В деревне и на фольварке проживает пятьсот одиннадцать душ. Распределители часто вздыхают о том, что их не пятьсот двенадцать и не пятьсот двадцать. Попробуйте сами разделить двести семнадцать фунтов сахара на пятьсот одиннадцать едоков! Распределители считают и кряхтят, и у каждого получается другая цифра. Кличут на подмогу мою мать.
— Как вы сосчитаете, так и будет, — говорит Карле Ракель.
И у кого из распределителей результат совпадает с тем, который получился у матери, тот молодец.
Поступила селедка. Ее пересчитывают. Карле Ракель перевесился через край бочки и разговаривает с селедками.
— Есть тут кто живой? — спрашивает он.
Селедки помалкивают. Карле запускает руку в рассол. Оказалось, что в бочке есть еще одна селедка.
— Ты что же это спряталась и ни гугу? — укоряет ее Карле.
Итак, пятьсот тринадцать штук. Как быть с двумя лишними?
— Сами съедим! — предлагает Карле.
Коллатч и Скрабак отказываются есть невымоченную селедку. Зато Шеставича, представитель пангерманцев, не желает отдавать лишнюю селедку представителю рабочего класса.
— Щитай вше по шправедливошти, — говорит он и заглатывает свою долю.
Делят американское просо, красноватое такое.
Босдомцы варят его, едят, а потом маются животом.
— Американец хотит шкоренить гордую немецкую нацию, — говорит Шеставича.

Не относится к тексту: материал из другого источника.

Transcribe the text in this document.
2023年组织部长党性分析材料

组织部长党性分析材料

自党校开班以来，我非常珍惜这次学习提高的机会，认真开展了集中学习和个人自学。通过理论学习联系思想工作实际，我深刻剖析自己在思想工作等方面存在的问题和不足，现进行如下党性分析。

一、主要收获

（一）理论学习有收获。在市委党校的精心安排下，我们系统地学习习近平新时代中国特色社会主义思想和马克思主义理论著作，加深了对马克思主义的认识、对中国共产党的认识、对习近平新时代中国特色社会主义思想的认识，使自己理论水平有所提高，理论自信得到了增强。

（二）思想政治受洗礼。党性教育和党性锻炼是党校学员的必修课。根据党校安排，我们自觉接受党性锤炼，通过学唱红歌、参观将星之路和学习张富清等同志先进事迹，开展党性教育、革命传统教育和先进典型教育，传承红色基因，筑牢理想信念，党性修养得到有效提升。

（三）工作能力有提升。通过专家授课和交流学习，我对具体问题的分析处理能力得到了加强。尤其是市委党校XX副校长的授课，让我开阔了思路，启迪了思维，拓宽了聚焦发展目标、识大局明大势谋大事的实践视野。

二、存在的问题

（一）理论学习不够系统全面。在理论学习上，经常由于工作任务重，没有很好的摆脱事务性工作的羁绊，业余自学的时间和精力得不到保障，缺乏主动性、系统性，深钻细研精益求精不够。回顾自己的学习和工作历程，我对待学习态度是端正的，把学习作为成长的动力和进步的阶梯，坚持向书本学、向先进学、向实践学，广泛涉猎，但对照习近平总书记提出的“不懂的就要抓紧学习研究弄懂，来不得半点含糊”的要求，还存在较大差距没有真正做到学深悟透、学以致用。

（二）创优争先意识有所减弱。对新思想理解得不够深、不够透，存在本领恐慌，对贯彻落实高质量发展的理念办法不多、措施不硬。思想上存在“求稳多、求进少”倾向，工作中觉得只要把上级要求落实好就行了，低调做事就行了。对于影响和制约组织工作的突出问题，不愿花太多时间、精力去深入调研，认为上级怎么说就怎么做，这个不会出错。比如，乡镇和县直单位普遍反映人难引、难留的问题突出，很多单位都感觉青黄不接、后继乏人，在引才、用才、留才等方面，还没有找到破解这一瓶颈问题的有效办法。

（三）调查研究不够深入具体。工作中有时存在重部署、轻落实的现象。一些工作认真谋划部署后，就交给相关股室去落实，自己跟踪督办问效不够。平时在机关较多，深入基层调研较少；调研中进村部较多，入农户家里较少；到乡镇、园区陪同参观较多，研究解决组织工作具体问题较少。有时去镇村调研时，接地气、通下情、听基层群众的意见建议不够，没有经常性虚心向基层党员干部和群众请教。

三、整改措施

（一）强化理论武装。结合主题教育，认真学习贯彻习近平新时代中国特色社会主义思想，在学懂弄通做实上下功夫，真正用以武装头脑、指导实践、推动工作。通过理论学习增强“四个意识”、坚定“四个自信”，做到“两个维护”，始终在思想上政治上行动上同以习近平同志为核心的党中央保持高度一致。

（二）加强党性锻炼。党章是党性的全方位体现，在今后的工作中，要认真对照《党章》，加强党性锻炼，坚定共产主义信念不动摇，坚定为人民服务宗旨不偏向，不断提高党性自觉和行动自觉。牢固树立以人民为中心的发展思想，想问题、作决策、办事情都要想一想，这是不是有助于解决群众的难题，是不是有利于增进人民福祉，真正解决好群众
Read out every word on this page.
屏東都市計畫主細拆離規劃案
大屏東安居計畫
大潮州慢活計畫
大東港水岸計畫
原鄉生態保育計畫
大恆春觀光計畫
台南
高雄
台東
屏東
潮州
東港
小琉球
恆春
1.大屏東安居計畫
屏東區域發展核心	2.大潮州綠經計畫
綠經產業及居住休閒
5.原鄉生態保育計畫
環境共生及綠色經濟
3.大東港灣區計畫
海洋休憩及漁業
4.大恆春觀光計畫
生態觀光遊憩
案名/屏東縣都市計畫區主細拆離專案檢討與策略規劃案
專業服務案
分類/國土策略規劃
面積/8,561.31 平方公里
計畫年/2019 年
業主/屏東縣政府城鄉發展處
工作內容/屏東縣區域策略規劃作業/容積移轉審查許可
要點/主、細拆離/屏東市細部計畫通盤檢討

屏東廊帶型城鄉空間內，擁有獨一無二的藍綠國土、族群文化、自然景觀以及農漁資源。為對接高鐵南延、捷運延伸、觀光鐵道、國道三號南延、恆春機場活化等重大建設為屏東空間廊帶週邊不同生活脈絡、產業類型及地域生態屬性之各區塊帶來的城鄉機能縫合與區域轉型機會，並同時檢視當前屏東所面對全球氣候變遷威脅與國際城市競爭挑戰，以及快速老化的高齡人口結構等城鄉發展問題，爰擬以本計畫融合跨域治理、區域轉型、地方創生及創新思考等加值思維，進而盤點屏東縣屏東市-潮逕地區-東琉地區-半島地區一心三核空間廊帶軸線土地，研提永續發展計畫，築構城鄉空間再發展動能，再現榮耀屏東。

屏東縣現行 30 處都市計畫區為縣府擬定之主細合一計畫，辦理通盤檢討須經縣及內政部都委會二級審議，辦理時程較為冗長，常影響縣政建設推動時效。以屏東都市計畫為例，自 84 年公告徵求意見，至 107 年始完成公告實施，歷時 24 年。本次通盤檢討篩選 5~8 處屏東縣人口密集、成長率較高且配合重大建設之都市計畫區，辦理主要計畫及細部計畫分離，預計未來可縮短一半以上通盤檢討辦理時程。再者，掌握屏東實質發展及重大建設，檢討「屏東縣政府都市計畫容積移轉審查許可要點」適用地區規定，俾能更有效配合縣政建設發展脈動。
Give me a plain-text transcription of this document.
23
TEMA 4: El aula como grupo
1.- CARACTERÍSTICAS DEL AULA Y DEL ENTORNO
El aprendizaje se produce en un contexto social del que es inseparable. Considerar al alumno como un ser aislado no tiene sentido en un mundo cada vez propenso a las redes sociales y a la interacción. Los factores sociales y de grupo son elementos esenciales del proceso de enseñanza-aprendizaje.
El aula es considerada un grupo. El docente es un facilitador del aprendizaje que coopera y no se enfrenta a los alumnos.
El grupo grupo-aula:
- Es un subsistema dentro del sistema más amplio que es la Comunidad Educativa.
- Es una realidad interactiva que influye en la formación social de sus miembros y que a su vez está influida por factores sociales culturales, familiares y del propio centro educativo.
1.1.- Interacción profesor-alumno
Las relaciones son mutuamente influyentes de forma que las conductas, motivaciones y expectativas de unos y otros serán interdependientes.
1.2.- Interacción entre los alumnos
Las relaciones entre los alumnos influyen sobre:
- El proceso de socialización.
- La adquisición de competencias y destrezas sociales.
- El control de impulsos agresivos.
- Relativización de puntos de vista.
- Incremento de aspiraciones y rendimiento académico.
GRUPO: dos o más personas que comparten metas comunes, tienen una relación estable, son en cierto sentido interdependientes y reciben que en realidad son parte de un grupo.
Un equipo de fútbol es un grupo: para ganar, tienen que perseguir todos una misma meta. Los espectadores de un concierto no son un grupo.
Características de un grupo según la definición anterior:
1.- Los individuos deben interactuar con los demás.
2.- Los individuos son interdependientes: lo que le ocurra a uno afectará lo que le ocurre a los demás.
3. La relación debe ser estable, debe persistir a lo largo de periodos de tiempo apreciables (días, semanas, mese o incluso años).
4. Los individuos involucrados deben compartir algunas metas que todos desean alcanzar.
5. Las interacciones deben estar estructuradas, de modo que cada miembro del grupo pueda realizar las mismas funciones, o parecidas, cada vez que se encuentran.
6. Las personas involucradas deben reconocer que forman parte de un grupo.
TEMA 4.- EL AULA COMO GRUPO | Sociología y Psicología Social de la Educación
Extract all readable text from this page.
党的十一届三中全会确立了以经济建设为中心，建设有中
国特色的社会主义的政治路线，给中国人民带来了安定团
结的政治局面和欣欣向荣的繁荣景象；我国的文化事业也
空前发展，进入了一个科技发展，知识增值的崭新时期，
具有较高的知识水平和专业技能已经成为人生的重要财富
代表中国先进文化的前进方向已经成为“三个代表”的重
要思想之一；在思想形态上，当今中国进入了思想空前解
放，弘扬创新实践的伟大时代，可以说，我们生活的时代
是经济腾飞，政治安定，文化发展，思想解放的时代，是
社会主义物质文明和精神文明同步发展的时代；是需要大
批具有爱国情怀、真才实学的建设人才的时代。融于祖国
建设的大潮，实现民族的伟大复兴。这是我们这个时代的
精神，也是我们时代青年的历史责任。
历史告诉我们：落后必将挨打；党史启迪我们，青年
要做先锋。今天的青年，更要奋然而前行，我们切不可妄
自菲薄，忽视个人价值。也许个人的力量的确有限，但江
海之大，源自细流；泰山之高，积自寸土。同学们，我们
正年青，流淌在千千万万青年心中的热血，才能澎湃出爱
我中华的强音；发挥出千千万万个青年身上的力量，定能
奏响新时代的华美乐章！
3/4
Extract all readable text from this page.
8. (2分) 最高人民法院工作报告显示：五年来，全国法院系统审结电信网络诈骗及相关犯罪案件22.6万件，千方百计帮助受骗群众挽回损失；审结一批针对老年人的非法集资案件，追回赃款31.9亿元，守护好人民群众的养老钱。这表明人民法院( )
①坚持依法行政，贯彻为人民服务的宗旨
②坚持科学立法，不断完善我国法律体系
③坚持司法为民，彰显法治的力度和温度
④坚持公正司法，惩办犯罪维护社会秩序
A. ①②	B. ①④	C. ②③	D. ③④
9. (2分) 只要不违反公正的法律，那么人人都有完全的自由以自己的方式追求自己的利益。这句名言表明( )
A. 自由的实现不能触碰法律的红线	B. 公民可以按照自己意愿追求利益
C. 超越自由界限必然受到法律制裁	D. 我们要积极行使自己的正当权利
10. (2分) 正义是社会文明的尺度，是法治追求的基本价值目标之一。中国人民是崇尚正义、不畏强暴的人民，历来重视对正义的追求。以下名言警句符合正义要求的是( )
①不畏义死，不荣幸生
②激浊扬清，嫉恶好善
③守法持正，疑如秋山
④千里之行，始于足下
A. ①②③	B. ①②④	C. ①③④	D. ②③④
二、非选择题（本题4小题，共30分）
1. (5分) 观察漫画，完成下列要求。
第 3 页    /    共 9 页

— Об этом уже позаботился твой драгоценный кайзер, — отвечает Карле.
Ну прямо как в парламенте.
Коллатч, общинный староста, к тому же еще садовник и деревенский музыкант. Люди, которые причастны к искусству,как-то: цыгане, циркачи, артисты, пользуются особым расположением моей матери. Как ей стало известно, Коллатч играет первую скрипку в деревенской капелле. А мать до сих пор не может забыть того скрипача, который играл в городском кино серенаду Тоссели, когда шли фильмы про любовь с Хенни Портен. Она просит Коллатча в следующий раз принести с собой скрипку.
Коллатч приносит скрипку в деревянном ящике, который сильно смахивает на хлебницу. Мать разливает котбусскую очищенную, нам, детям, разрешено сегодня лечь попозже, чтобы мы послушали скрипку и стали образованней.
Коллатч весь день ковыряется в земле своего садоводства, пальцы у него заскорузлые и не могут производить те звуки, которых ждешь, когда имеешь в виду какую-нибудь определенную песню. Между звуками, из последовательности которых мы с помощью привычки собираем воедино наши песни, затесалась целая орава совершенно посторонних, и эти посторонние в свою очередь хотят заявить о себе во всеуслышание; общинный староста Коллатч своими непослушными пальцами помогает им обрести жизнь и таким путем делает решающий шаг на пути к музыке, носящей сегодня название современной.Трудно понять, что он играет, то ли «Вынем ножик, свет погасим», то ли еще что, но моя мать, долго не слыхавшая скрипку, млеет от удовольствия, слушая его беспомощную игру. Она начинает подпевать, отец вступает вторым голосом, вот уже и Карле гудит что-то голосом, который сам он выдает за бас. «Петр небо закрывает. Ангелочки почивают…» — поют они, а мы, дети, по мнению матери, наслаждаемся искусством.
Потом хор распределителей заводит: «Песнь неизменную слышу в шелесте старых дубов…»
Лично я не разделяю мнения господина Иоганна Гельбке, написавшего слова этой песни, но, как уже не раз бывало, никому об этом не говорю. Больно мне надо, чтобы меня обсмеяли! Песня о неизменном шелесте напечатана в песеннике певческого ферейна, а для взрослых, как я уже успел заметить, слово печатное куда весомей, чем мысли такого клопа, каким в их глазах являюсь я. Но все равно я остаюсь при своем мнении. Шелест дубов зависит от силы ветра и от возраста деревьев; количество веток и листьев, их расположение также радеют о том, чтобы песня дубов не оставалась неизменной, для того, конечно, кто наделен тонким слухом.